Os socorros dados imediatamente a Abdulaziz tinham-lhe restituído o sentimento da vida. O clarão da sua tenda, que ainda ardia a poucos passos do lugar para onde o haviam transportado, foi a primeira cousa que lhe feriu a vista ao descerrar os olhos do letargo em que estivera submerso. Esse facho desmesurado, cujo foco vermelho lhe aparecia coberto de vasta cúpula de fumo negro, o crepitar do incêndio, o rumor e alarido do arraial e a inquietação que se lia nos gestos dos que o rodeavam retraçaram-lhe subitamente no espírito a cena que se passara, pouco antes, naquele pavilhão incendiado. Era um quadro complexo e terrível: e o primeiro sinal de vida que o amir deu foi um grito de horror e desesperação. Alçando violentamente o corpo, ficou assentado sobre o almatrá em que estava deitado. Com o rosto lívido e tinto do sangue que lhe corria da fronte e o olhar espantado e feroz, hesitar-se-ia, ao vê-lo, em resolver se esse vulto era o de homem vivo, se o de morto que, afastando o sudário, se fosse a erguer da cova para revelar algum dos temerosos mistérios que encerra a aparente quietação do sepulcro. Parecia que o aspecto do amir convertera em estátuas todos os circunstantes: a imobilidade era completa, e o silêncio profundo.
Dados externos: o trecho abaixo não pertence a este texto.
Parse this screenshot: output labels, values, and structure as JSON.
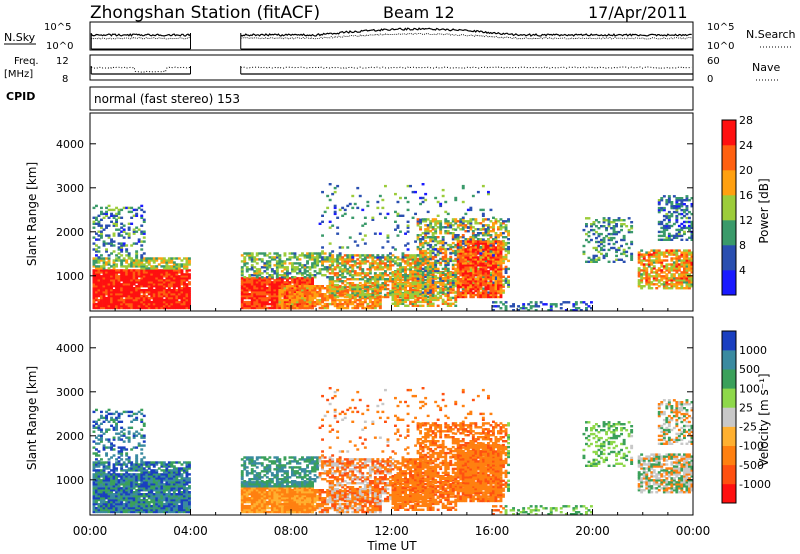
{
  "header": {
    "title": "Zhongshan Station (fitACF)",
    "beam": "Beam 12",
    "date": "17/Apr/2011"
  },
  "mini_panels": {
    "nsky_label": "N.Sky",
    "nsky_ticks": [
      "10^5",
      "10^0"
    ],
    "nsearch_label": "N.Search",
    "nsearch_ticks": [
      "10^5",
      "10^0"
    ],
    "freq_label_1": "Freq.",
    "freq_label_2": "[MHz]",
    "freq_ticks": [
      "12",
      "8"
    ],
    "nave_label": "Nave",
    "nave_ticks": [
      "60",
      "0"
    ],
    "cpid_label": "CPID",
    "cpid_value": "normal (fast stereo) 153"
  },
  "chart_data": [
    {
      "type": "heatmap",
      "title": "",
      "ylabel": "Slant Range [km]",
      "xlabel": "",
      "ylim": [
        200,
        4700
      ],
      "y_ticks": [
        "1000",
        "2000",
        "3000",
        "4000"
      ],
      "colorbar_label": "Power [dB]",
      "colorbar_ticks": [
        "4",
        "8",
        "12",
        "16",
        "20",
        "24",
        "28"
      ],
      "colors": [
        "#1a1aff",
        "#2a4fb0",
        "#3a9a6a",
        "#9ccc3a",
        "#ffa010",
        "#ff6010",
        "#ff1010"
      ],
      "data_gaps": [
        [
          4.0,
          6.0
        ]
      ]
    },
    {
      "type": "heatmap",
      "title": "",
      "ylabel": "Slant Range [km]",
      "xlabel": "Time UT",
      "ylim": [
        200,
        4700
      ],
      "y_ticks": [
        "1000",
        "2000",
        "3000",
        "4000"
      ],
      "x_ticks": [
        "00:00",
        "04:00",
        "08:00",
        "12:00",
        "16:00",
        "20:00",
        "00:00"
      ],
      "colorbar_label": "Velocity [m s⁻¹]",
      "colorbar_ticks": [
        "1000",
        "500",
        "100",
        "25",
        "-25",
        "-100",
        "-500",
        "-1000"
      ],
      "colors": [
        "#1a3fc0",
        "#3a8aa0",
        "#3aa05a",
        "#8ed84a",
        "#c8c8c8",
        "#ffb030",
        "#ff8010",
        "#ff5010",
        "#ff1010"
      ],
      "data_gaps": [
        [
          4.0,
          6.0
        ]
      ]
    }
  ]
}
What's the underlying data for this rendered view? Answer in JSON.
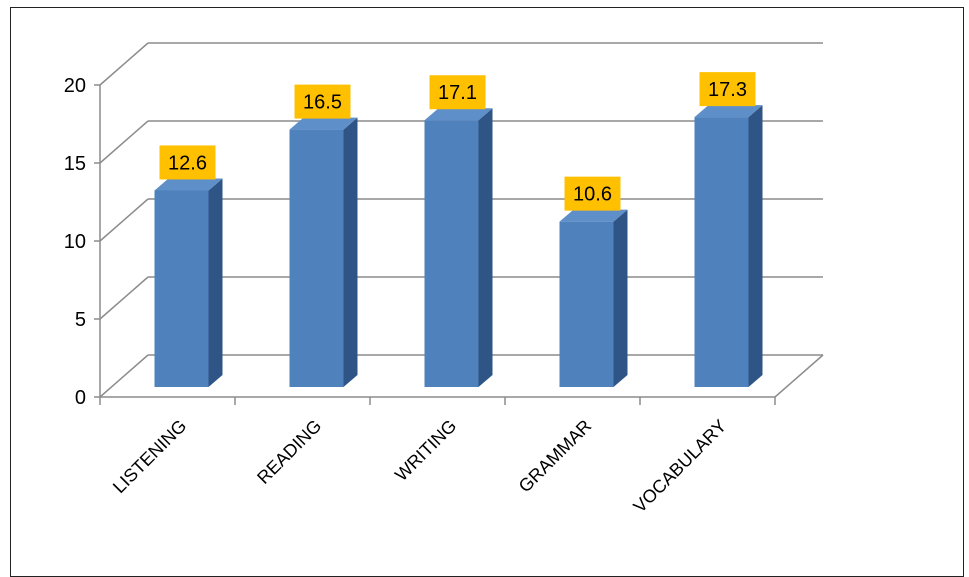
{
  "chart_data": {
    "type": "bar",
    "categories": [
      "LISTENING",
      "READING",
      "WRITING",
      "GRAMMAR",
      "VOCABULARY"
    ],
    "values": [
      12.6,
      16.5,
      17.1,
      10.6,
      17.3
    ],
    "data_labels": [
      "12.6",
      "16.5",
      "17.1",
      "10.6",
      "17.3"
    ],
    "y_ticks": [
      "0",
      "5",
      "10",
      "15",
      "20"
    ],
    "ylim": [
      0,
      20
    ],
    "title": "",
    "xlabel": "",
    "ylabel": "",
    "grid": true,
    "legend": "none",
    "style": "3d-column",
    "colors": {
      "bar_front": "#4F81BD",
      "bar_side": "#2F5586",
      "bar_top": "#5F8FC9",
      "label_bg": "#FFC000",
      "gridline": "#8C8C8C",
      "axis": "#8C8C8C"
    }
  }
}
Mas uma e outra cousa duraram apenas rápido instante. Com a voz rouca e afogada, o árabe rugia:
— Segui-o! segui o infiel!... As suas armas são negras e semelhantes às dos guerreiros de Al-Sudan... A melhor cidade do Gharb e a mais bela das minhas escravas a quem mo trouxer vivo aqui. Todos!... Ide, trazei-mo vivo! Prestes, xeiques, vális, caides, cavaleiros do profeta! Prestes! correi após o meu assassino!
As palavras de Abdulaziz revelavam o delírio da sua alma; xeiques, vális e caides olharam tristemente uns para os outros e não fizeram um único movimento.